Axelrod: il guru di Obama fa flop con Monti

La verità forse è che la mentalità e la politica italiane sono troppo complicate per menti geniali come quelle americane. Lo dimostrano le ultime mosse del presidente del consiglio

Com’è possibile che avendo come “consigliori” un super-esperto della comunicazione come David Axelrod, una delle carte vincenti di Obama nella corsa alla rielezione alla casa Bianca, il professor Mario Monti stia sbagliando praticamente tutte le mosse mediatiche? Qualcuno si chiede addirittura se siano gli avversari di Monti a pagare il suo guru americano. Domanda tutt’altro che peregrina. C’è da domandarsi infatti dove trovi Monti i soldi per compensare le prestazioni professionali di Axelrod, un lusso che un privato cittadino non potrebbe mai permettersi. Il professore, tra l’altro, non è un leader di partito con finanziamenti pubblici, né un capitano d’industria, né un marchese latifondista. Ma detto questo, com’è possibile che l’uomo che ha convinto i bianchi a votare un presidente nero, il genio che ha persuaso gli abitanti di Chicago che Rahm Emanuel aveva un solido legame con la città solo grazie all’esistenza di uno zio veterano della polizia locale, l’uomo che ha fatto vincere Obama sui social network, non sia riuscito a far fare a Mario Monti i giusti passi nella direzione di un necessario cambiamento d’immagine? Da freddo premier tecnico a caldo leader politico. Da strumento dei poteri forti a capofila di una coalizione di moderati “responsabili” in difesa della classe media.

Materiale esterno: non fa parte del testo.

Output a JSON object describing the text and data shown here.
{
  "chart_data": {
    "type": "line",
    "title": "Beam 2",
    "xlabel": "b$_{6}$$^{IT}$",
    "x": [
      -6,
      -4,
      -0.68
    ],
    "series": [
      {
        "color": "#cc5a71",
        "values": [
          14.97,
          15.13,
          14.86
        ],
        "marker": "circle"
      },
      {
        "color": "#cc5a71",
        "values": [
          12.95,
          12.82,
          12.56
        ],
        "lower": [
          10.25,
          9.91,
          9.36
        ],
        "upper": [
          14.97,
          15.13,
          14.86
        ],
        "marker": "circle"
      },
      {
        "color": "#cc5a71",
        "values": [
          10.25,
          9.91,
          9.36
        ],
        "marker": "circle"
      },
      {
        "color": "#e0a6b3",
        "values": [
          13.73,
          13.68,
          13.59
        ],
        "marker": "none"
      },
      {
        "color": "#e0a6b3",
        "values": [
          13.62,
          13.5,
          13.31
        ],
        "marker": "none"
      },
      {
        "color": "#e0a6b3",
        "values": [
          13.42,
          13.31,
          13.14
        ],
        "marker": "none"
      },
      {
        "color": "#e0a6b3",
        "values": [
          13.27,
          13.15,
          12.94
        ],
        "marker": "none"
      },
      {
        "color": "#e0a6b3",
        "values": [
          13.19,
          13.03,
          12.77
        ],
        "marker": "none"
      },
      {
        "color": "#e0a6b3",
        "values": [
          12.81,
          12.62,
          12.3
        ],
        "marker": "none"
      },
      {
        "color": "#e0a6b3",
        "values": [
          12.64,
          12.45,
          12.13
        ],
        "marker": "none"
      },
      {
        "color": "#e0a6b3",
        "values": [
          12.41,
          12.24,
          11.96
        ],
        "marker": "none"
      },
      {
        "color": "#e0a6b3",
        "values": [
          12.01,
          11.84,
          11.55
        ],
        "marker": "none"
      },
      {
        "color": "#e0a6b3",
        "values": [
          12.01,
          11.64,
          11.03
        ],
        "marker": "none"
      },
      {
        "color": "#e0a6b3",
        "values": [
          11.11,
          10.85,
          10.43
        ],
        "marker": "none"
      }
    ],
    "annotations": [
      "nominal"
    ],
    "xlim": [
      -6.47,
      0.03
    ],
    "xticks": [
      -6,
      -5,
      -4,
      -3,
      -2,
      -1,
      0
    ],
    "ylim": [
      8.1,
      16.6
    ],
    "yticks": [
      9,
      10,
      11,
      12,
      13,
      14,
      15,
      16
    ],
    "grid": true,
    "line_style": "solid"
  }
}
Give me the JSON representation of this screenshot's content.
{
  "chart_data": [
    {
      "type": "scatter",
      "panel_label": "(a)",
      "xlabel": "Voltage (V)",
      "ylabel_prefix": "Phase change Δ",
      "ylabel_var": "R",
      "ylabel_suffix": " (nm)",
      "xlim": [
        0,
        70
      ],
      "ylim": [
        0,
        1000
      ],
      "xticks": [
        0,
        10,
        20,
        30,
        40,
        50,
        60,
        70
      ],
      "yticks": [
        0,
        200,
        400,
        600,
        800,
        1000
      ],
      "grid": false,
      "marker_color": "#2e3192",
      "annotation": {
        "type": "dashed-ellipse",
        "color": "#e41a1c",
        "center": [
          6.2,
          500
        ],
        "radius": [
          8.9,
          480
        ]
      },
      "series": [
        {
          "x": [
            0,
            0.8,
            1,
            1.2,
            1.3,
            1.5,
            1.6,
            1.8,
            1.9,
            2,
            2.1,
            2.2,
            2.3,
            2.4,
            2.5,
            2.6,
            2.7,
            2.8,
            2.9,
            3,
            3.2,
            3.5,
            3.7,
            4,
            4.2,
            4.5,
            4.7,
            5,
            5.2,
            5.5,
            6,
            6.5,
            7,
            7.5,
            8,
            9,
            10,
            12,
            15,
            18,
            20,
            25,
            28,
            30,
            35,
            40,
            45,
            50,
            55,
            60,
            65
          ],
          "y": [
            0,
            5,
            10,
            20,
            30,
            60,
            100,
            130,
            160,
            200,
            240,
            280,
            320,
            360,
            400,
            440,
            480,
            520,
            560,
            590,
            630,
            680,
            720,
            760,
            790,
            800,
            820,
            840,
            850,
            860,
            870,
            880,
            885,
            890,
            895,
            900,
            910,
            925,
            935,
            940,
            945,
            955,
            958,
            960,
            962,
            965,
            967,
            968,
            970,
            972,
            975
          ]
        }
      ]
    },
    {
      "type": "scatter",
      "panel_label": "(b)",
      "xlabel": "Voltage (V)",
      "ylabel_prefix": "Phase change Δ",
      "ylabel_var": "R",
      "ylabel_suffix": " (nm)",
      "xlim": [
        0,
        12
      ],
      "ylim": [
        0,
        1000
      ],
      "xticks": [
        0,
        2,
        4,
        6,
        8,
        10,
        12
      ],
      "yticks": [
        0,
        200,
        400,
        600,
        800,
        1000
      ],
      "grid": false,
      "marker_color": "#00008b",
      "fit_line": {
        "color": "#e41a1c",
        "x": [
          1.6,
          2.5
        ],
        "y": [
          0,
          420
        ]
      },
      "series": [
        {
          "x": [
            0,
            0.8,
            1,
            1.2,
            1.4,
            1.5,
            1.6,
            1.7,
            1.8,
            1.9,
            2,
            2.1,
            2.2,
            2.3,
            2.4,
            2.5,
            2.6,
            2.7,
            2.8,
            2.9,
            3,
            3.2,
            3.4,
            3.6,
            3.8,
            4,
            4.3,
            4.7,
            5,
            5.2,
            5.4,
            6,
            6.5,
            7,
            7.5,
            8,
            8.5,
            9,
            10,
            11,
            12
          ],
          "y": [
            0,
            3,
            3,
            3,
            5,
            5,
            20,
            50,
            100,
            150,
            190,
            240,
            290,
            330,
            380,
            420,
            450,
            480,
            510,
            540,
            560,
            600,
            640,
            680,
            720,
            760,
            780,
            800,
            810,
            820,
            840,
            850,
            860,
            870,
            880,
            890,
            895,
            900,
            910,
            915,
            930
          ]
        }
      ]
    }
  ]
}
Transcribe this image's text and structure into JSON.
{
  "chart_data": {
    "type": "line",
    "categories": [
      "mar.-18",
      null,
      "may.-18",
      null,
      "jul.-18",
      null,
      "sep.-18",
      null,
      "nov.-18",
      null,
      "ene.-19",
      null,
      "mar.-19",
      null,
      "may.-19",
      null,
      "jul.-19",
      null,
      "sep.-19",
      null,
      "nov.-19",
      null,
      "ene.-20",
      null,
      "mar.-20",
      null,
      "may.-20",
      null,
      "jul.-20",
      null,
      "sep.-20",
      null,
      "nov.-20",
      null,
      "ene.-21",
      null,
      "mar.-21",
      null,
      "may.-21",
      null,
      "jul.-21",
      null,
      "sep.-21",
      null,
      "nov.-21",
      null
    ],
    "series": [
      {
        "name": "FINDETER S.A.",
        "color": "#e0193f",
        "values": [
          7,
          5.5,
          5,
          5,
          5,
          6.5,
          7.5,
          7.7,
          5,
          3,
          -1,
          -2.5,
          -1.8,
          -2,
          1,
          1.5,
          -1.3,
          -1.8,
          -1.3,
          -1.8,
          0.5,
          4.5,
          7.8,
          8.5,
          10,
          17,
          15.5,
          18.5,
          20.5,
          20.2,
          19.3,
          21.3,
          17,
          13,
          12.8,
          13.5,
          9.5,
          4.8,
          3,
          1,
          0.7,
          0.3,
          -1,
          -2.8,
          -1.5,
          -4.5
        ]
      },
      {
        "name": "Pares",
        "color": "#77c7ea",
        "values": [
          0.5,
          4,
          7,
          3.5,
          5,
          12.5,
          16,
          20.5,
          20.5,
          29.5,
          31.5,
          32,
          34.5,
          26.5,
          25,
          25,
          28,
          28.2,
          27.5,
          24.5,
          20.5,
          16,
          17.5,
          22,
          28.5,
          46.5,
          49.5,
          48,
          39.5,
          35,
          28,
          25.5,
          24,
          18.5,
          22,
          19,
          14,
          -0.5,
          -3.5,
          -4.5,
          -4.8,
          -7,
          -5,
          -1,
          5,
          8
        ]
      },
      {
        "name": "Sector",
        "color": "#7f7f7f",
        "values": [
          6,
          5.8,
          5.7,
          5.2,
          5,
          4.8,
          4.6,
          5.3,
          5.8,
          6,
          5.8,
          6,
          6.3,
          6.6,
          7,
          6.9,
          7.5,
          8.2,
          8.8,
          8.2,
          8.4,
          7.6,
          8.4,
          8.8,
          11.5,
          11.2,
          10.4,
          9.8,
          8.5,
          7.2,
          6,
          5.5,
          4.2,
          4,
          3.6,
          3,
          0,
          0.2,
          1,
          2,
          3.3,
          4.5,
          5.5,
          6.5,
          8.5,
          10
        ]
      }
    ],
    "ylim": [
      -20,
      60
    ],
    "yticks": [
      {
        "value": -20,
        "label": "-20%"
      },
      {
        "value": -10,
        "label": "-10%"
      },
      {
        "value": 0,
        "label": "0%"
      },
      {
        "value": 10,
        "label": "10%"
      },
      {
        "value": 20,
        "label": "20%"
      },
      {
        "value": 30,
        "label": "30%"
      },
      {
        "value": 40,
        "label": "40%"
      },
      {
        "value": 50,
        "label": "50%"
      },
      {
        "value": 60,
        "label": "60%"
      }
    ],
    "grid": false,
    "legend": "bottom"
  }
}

Tutti gli osservatori hanno sottolineato l’aggressività del “nuovo” Monti, il suo linguaggio battagliero, la disinvoltura con la quale ha ribaltato almeno a parole la sua ricetta politico-economica e, naturalmente, mediatica (da più tasse a meno tasse, dallo scetticismo cinico all’ottimismo spavaldo, da uomo che dice la verità a politico che dice le bugie, anche spudorate). Una trasformazione che non gli ha reso in termini d’immagine, tanto meno di consenso nei sondaggi. Chissà perché, per esempio, Monti si è esposto alle contestazioni in Emilia Romagna tra i terremotati. Chissà perché dilaga su tutte le televisioni anche più di Berlusconi. Chissà perché un giorno spara a destra e un altro a sinistra (oltre che suicidarsi al centro). Qualcuno vede in questa “strategia” la mano di Axelrod che forse credeva di poter ripetere l’exploit fatto da Obama contro Romney. Il Presidente uscente perdeva consensi, lo sfidante repubblicano lo incalzava, alla fine Obama ha ribaltato la situazione grazie a un’accelerazione offensiva consigliata proprio da Axelrod: additare Romney come l’espressione del capitalismo selvaggio che aveva mandato in rovina gli americani.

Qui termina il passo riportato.